Folha de S.Paulo

A Arábia Saudita é aqui

- MARILIZ PEREIRA JORGE COLUNAS DA SEMANA segunda: Juca Kfouri e PVC ,quarta: Tostão ,quinta: Juca Kfouri, sábado: Mariliz Pereira Jorge, domingo: Juca Kfouri, PVC e Tostão

UM MÊS após o anúncio histórico de que as mulheres poderão dirigir nas ruas da Arábia Saudita, outra revolução nos costumes foi divulgada nesta semana: elas também estão autorizada­s a frequentar estádios a partir de 2018. Em Riad, Jidda e Damman. E desde que estejam na companhia de um homem da família. A mesma regra vale para as que resolverem assumir o volante de um carro.
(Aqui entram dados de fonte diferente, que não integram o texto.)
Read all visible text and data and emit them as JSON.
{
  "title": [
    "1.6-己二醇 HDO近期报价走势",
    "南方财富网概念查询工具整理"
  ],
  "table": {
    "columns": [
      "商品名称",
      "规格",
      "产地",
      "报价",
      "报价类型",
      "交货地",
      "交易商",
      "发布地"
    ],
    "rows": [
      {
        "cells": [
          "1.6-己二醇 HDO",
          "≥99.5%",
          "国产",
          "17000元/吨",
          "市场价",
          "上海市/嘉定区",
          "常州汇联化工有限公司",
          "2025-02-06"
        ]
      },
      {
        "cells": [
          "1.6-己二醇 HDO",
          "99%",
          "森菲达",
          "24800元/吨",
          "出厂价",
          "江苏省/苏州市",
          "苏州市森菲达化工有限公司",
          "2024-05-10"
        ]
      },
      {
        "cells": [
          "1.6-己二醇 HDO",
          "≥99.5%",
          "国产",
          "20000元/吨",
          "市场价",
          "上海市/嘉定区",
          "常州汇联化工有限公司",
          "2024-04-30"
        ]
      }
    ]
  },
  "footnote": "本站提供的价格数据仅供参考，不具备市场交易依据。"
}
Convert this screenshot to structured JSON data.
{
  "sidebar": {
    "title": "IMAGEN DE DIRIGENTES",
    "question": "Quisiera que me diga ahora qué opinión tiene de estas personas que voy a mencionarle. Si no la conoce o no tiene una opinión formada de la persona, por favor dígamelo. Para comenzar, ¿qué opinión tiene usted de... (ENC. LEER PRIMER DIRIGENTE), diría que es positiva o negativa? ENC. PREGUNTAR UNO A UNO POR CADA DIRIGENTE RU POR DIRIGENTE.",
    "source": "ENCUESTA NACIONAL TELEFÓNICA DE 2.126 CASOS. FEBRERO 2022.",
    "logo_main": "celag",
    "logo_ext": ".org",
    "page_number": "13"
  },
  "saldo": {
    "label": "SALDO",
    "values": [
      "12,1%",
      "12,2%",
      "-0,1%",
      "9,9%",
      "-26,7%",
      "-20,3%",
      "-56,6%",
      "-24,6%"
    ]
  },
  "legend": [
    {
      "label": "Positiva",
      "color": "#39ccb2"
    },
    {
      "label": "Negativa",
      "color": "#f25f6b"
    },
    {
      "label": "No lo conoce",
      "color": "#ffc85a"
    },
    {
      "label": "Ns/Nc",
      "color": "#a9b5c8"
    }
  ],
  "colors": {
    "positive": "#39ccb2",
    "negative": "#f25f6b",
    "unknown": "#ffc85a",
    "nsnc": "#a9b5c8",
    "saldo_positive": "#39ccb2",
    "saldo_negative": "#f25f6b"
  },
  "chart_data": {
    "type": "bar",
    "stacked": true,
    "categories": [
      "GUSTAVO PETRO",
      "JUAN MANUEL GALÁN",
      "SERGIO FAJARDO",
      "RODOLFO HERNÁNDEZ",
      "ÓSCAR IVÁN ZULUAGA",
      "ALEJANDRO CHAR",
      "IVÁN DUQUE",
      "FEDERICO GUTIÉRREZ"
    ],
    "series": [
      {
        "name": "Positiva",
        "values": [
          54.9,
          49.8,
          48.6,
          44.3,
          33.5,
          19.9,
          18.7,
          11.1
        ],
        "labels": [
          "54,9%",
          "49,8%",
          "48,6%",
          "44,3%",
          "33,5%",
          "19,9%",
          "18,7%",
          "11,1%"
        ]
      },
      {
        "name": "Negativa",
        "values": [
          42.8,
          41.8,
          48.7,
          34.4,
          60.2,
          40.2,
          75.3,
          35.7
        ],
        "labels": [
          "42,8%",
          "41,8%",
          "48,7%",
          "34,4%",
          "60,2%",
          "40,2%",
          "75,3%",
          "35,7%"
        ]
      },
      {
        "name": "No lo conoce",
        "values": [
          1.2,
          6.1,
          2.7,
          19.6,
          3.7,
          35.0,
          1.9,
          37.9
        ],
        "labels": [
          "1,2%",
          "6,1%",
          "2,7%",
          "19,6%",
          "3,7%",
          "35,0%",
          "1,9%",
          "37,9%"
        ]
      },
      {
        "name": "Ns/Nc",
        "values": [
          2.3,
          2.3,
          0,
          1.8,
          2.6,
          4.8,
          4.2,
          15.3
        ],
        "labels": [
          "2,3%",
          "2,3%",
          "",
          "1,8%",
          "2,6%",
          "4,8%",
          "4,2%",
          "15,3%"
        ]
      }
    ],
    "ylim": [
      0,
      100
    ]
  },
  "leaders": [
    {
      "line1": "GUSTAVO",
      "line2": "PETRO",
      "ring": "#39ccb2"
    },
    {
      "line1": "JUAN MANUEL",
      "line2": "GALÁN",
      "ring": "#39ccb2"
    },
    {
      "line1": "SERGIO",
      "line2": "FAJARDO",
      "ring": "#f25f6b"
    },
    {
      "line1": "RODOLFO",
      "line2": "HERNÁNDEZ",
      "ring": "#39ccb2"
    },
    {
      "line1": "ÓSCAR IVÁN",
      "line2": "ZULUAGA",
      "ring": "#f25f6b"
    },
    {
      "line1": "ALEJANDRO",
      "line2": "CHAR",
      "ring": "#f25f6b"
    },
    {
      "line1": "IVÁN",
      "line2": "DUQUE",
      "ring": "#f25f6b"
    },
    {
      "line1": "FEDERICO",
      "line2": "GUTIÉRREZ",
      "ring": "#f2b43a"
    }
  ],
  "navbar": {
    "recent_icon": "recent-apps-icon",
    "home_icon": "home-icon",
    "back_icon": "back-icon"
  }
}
Parece um tanto absurdo quando pensamos que no Brasil as mulheres podem frequentar estádios desde sempre. Que somos muito bem-vindas, bem recebidas. Não, espera. Não é bem assim.

Lembrei do relato de uma amiga. Era um Corinthian­s x Bragantino, no Pacaembu. O Bragantino dando o maior sufoco. O estádio tomado por corintiano­s (devia ser 95% do público). O Bragantino mete uma bola no travessão. Torcida muda. Levanta uma mulher do camarote e grita “Bragantino”. O estádio inteiro começou a gritar “puta”, “vaca”, “piranha”. Qualquer descarga de adrenalina (ataque dos times), eles se viravam para onde ela estava e repetiam os xingamento­s, até que ela foi embora.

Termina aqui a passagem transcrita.